Figuring out if a typo might be two words with a missing blank is the “funnest” type of simple error to deal with.
This is especially interesting. That’s a very common error for me on my phone. And my newest phone (Samsung Galaxy S7) is friggin’ awesome at breaking 2- or even 3-word run-ons correctly. Even with a small typo in the middle.
Before this I’d never had a phone or even PC that even tried to deal with run-ons. Much less succeed.
Now (ref the bad UI thread) if only the phone’s spell-check UI made it harder to accept misspelled words and silently add them to the dictionary to trip me next time.
I do not think I’ll ever sie
A hash as lovely as a trie.
And one other common sort of error that spellcheck suggestions look for is keys that are near each other on the ketboard. For instance, ‘t’ is close to ‘y’, so “ketboard” there was probably supposed to be “keyboard”.

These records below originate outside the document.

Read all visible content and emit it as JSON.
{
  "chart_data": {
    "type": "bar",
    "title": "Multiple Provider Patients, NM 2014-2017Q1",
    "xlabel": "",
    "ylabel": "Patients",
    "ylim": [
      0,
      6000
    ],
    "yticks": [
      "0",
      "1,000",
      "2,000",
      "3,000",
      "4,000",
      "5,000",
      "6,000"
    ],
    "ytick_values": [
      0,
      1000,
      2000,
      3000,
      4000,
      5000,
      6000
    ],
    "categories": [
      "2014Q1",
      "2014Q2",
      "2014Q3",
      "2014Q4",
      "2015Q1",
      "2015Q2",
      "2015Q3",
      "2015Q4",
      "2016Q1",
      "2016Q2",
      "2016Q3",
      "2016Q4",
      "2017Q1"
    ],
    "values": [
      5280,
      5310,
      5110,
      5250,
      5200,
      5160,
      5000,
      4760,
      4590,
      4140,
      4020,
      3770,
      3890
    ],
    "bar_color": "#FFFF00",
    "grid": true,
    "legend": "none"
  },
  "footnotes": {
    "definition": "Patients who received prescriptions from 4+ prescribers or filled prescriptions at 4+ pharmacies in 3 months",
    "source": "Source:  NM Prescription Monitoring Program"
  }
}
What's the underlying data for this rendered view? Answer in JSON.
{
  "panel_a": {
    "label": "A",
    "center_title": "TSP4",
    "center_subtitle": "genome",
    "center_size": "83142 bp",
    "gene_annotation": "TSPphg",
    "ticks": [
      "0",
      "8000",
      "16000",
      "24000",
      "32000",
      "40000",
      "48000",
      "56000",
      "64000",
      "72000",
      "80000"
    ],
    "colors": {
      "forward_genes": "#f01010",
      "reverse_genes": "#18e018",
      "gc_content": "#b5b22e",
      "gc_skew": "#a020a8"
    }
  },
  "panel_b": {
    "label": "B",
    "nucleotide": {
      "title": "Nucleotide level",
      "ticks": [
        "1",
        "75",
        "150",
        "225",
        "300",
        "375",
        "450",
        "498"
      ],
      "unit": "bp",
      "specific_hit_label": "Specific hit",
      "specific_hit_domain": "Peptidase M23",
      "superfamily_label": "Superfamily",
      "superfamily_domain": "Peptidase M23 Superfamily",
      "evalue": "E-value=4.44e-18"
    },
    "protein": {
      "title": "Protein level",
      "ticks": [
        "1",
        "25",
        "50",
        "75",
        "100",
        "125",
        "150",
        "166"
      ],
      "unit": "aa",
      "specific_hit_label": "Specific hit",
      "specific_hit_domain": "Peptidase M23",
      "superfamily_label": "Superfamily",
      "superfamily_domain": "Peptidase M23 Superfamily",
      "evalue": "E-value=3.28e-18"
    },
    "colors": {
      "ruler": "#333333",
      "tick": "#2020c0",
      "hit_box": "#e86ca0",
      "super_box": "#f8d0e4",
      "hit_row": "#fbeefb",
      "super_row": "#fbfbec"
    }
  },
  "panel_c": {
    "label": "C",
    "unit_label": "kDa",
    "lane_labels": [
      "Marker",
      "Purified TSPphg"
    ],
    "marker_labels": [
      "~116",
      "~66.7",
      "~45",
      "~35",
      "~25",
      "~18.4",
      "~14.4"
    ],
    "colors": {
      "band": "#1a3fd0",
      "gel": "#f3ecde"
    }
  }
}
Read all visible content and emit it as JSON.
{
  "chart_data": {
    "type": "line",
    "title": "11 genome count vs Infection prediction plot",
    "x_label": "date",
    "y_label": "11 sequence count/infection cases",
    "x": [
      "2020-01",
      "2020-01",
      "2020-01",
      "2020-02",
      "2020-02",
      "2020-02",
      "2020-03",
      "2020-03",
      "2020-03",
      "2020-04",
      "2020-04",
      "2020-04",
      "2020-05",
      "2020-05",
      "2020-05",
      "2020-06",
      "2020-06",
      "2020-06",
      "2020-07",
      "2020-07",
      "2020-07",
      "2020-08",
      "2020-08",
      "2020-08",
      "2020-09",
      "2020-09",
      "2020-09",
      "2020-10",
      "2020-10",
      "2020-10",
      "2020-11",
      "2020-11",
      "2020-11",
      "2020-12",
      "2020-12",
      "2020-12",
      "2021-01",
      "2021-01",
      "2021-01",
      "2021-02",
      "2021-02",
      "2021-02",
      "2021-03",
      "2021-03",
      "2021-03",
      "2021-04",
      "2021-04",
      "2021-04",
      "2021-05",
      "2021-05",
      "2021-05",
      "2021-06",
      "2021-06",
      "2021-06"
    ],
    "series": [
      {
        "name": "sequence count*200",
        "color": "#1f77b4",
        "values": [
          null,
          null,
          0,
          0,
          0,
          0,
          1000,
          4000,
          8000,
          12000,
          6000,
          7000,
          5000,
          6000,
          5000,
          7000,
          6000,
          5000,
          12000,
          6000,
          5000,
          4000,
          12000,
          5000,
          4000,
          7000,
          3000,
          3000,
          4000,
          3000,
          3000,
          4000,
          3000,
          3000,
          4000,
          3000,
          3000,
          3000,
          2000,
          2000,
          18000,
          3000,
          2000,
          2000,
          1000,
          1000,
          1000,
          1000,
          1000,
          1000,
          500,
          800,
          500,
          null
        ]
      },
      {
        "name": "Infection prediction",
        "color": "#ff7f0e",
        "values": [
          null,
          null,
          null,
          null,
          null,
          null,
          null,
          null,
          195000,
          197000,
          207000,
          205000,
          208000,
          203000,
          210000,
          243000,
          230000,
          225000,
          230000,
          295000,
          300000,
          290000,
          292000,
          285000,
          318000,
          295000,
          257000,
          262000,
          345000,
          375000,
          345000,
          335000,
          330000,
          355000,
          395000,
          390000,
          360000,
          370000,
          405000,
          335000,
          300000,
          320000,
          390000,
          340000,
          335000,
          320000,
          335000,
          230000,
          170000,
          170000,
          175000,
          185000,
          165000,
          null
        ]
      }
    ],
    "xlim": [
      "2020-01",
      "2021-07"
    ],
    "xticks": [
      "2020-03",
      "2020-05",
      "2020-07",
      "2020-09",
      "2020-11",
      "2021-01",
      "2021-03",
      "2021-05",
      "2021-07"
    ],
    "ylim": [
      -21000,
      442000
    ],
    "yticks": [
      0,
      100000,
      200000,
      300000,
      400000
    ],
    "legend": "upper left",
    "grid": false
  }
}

I can add words to my spellcheck , I had to add my last dog name b/c spellcheck kept trying to ‘correct it’ . My dog came with his name and I had to keep.
:smack: spellcheck just change ‘words’ to ‘work’.
Today’s spell check oddity: I mistyped “I” as “Ii”. Spell check was happy with it. Maybe thinking it was Roman numerals. But mixed case? The spell checker frequently flags incorrect cases on certain types of words like acronyms. It should have caught this and suggested “II” or “ii” instead.
Hmm, let’s check: IVI IIV IV VI VII VIIII. First two and last one are wrong. “VIIII” is wrong? Old fashioned but not wrong.
Most spellcheckers ignore ‘words’ of only 1 or 2 letters. These are mostly not really words, but someone’s initials or abbreviations, or markers used in outlines or lists of items.
Testing them generates a lot more false positives, which most users find more annoying than the occasional miss of a mistyping. Usually, there is a ways to adjust this parameter in your spellchecker program.